Тогда у Лары безумно дрожали руки. Она впервые должна была представить поэтической публике свои стихи, все поправляла складки на платье и смертельно боялась небольшой эстрады артистического кабаре "Бродячая собака", на которую ей предстояло выйти через несколько мучительных минут. Около эстрады, за столиками, сидели небожители: все те, чьи стихи она обожала, и чьих иронических замечаний боялась больше, чем самых невозможных несчастий. Молодого поэта Осипа Мандельштама она, впрочем, едва ли опасалась: они были знакомы по Рижскому взморью, где Рейснеры отдыхали на даче. Мостки, клумбы, палисадники и серо-бирюзовая линия моря вдали - все это было их общим достоянием. Как и Патетическая симфония Чайковского, которой захлебывались местные оркестры...
Поэта Георгия Иванова Лариса всегда считала близким приятелем. Однажды он застал Лару за полудетскими поцелуями с морским кадетом - шестнадцатилетним другом дома, с которым дочка профессора Рейснера танцевала на балах в Тенишевском училище. Восхитился, назвал Ларису Психеей, а потом оспаривал у морского кадета право танцевать с нею на Тенишевских балах. Нет, Георгия Иванова, она совершенно не боялась - как можно бояться того, кто посвятил ей акростих и соперничал с кадетом за право проводить ее домой из Тенишевки?
Но эта пара, Боже мой, как же она боялась этой пары! Величественная горбоносая женщина, которая с царственным видом поправляла набивной, в красных розах платок, лежавший на ее плечах поистине римскими складками, а рядом с ней - высокий худой военный с георгиевским крестом на гимнастерке и ироничным взглядом слегка косящих серых глаз... Лариса знала, что это Гумилев и Ахматова, она до дрожи и головокружения обожала их стихи и готова была повторять их часами. Сейчас же ей было смертельно тяжело читать перед этими небожителями свое стихотворение о Медном всаднике, которое она, бывало, с таким вызовом и упоением декламировала перед прогрессивно настроенными друзьями отца. Лариса заранее представляла, как презрительно усмехнется горбоносая дама, а Гумилев непременно скажет: "Она красива, но совершенно не умеет писать стихи...".

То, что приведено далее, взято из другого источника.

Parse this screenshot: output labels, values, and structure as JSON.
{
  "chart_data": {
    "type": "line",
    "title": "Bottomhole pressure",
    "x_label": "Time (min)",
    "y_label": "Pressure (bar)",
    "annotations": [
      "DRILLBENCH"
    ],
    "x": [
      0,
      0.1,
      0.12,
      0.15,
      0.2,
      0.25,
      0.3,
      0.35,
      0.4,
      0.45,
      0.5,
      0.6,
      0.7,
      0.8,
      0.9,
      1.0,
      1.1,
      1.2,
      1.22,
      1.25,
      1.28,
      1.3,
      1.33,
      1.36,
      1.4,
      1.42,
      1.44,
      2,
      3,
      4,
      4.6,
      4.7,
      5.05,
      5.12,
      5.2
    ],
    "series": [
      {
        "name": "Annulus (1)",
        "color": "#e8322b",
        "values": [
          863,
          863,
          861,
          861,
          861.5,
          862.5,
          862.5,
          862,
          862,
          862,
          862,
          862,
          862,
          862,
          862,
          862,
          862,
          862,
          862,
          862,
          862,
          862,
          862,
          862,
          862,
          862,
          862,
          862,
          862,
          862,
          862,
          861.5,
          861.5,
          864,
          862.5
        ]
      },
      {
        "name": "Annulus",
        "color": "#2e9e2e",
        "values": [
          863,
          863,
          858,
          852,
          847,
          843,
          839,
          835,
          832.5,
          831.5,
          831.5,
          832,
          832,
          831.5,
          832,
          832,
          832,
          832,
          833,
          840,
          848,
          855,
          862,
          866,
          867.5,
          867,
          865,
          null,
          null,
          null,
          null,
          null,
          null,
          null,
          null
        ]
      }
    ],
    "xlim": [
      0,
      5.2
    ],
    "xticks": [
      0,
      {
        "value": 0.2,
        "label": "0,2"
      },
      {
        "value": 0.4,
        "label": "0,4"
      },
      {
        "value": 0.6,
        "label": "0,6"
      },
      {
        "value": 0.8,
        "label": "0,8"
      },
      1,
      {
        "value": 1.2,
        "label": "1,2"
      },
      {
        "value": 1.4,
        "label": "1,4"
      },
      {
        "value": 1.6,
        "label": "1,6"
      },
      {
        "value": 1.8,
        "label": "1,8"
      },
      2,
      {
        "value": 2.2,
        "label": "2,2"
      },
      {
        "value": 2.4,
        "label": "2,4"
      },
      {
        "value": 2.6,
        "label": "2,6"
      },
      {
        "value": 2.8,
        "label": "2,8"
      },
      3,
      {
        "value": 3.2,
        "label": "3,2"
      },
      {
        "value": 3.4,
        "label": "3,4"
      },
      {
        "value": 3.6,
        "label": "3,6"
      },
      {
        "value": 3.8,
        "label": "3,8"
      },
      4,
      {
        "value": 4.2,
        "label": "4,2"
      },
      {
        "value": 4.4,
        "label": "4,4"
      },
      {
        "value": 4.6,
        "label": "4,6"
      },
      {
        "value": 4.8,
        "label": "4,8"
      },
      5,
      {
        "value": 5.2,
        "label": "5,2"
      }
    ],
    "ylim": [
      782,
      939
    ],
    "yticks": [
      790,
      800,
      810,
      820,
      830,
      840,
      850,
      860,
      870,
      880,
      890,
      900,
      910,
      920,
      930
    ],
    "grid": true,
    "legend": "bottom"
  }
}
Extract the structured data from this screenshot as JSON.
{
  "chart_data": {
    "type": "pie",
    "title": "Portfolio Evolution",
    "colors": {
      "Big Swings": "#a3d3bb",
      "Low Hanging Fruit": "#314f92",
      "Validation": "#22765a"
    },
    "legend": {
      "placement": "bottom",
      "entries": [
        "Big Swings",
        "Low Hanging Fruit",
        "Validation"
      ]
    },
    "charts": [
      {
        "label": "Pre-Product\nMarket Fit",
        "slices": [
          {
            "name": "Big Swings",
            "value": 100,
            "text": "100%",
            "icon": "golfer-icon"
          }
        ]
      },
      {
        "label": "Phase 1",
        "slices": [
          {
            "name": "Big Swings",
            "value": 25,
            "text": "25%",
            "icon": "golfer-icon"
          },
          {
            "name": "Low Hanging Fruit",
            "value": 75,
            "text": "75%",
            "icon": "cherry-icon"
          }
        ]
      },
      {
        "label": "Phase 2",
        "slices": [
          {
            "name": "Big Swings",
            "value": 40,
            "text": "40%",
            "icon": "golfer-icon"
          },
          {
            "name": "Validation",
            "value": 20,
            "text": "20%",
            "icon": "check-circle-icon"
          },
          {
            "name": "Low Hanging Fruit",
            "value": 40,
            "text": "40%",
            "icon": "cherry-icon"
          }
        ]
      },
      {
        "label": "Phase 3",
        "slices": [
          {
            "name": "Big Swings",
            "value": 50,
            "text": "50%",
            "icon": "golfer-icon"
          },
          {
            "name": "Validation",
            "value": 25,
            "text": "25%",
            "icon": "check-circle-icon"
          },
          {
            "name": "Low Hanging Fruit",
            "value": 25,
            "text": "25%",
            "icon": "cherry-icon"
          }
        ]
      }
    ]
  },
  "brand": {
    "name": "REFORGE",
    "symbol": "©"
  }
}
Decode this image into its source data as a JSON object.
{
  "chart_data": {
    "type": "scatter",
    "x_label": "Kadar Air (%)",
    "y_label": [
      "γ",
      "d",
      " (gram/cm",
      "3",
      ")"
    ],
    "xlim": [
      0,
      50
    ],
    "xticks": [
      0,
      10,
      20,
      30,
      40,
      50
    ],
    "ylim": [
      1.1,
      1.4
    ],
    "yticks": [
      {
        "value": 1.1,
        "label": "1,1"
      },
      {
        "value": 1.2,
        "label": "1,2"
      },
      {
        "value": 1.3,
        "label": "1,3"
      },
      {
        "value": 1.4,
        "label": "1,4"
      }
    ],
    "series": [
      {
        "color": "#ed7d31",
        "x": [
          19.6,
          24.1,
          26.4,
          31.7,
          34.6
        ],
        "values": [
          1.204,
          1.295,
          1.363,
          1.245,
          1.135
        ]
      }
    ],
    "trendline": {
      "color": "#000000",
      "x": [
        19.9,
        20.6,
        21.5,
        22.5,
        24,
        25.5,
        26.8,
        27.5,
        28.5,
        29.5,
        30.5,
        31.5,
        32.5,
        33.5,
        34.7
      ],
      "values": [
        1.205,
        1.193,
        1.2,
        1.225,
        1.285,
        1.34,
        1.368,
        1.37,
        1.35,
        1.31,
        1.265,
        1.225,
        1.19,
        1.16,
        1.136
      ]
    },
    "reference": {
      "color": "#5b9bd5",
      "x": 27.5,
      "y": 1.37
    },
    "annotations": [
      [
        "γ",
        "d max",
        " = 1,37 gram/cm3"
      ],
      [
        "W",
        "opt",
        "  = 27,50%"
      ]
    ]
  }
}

В своей тяжелой, властной красоте наследницы остзейских баронов фон Рейснер Лариса никогда не сомневалась, как и в своем предназначении, которое связывала с отцовским журналом "Рудин". Профессор Рейснер назвал журнал в честь героя тургеневского романа, бесполезно, но красиво погибшего на парижских баррикадах. В редакционном обращении к читателям, к которому приложила руку и сама Лариса, "Рудин" был назван "бичом сатиры и карикатуры", призванным заклеймить все безобразие русской жизни. Лариса свято верила в необходимость такого бича и крепко сжимала его в тех самых руках, которые сейчас предательски дрожали.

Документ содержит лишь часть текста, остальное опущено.